Fresh from winning France a two-year period of grace from the Commission to bring its public finances back within previously-understood EU targets, Hollande argued that nascent plans to divert state and private investment towards projects intended to get Europe's youth working would make a difference.

He said Europe now had to show the same determination to boost growth that it had in bringing down deficits over recent years.

A spokesman for the German economy ministry maintained that Europe was "through the economic trough," even as Newedge Strategy analyst Annalisa Piazza mocked "anaemic" growth and top Berenberg Bank economist Christian Schulz said Germany "will have to rely on domestic demand for growth this year."

Following a string of disappointing survey results in recent weeks, Ben May of London-based Capital Economics warned: "We doubt that the region is about to embark on a sustained recovery any time soon."

The latest official European Commission forecast for 2013 published earlier this month tipped a 0.4-percent contraction, but May said that was way off course with "something closer to a two-percent decline" likely.
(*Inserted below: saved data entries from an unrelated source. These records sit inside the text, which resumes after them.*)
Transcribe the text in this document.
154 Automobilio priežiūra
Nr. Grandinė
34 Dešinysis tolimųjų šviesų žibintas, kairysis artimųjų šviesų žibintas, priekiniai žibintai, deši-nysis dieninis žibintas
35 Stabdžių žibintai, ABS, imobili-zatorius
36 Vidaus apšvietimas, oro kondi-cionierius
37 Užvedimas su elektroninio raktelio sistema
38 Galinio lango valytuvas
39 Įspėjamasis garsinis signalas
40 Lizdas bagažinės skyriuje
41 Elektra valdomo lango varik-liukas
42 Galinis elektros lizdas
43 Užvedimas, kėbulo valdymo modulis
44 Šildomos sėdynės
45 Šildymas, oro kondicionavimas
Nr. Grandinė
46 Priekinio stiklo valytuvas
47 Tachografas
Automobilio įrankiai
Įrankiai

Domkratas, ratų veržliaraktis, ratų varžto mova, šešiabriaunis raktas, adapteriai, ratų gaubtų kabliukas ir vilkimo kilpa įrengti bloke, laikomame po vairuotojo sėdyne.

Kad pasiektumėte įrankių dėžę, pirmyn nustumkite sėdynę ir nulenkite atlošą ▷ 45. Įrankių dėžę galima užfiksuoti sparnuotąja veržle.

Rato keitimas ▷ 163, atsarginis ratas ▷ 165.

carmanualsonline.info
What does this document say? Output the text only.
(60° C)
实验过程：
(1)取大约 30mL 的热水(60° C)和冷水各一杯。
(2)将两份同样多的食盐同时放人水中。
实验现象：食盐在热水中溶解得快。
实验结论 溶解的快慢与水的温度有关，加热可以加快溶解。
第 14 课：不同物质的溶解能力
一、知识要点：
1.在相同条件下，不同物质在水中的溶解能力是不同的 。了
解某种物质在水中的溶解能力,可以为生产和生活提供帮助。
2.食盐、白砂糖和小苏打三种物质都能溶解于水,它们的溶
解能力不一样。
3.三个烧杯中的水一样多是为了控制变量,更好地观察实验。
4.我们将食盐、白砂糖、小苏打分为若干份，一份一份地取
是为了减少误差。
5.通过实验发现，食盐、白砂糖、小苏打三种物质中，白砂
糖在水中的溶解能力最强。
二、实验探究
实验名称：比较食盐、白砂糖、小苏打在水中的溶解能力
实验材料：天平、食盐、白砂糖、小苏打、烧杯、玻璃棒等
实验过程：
His firm's pessimism was backed by Howard Archer of fellow London-based specialist analysts, IHS Global Insight.

"We expect the eurozone to suffer gross domestic product (GDP) contraction of 0.7 percent in 2013 with very gradual recovery only starting in the latter months of the year," said Archer.

"Today's GDP figures once again show that the eurozone remains the weakest link in the world economy," added the ING analyst Peter Vanden Houte, though "a subdued recovery in the second half of the year is still possible."

But for that to happen, it would be "imperative that eurozone leaders maintain the momentum in the strengthening of the monetary union, with the banking union as a first important hurdle to be taken."

The ING expert tipped action by the European Central Bank to boost lending to small businesses.

No figures were given for growth in Ireland which, among the bailout economies, appeared to have turned the corner in the previous quarter with flat instead of negative growth.

However, Cyprus, at negative 1.3 percent, can expect a sharp deterioration later, given that the figure was for the period prior to bailout negotiations that saw banks in lockdown for a fortnight.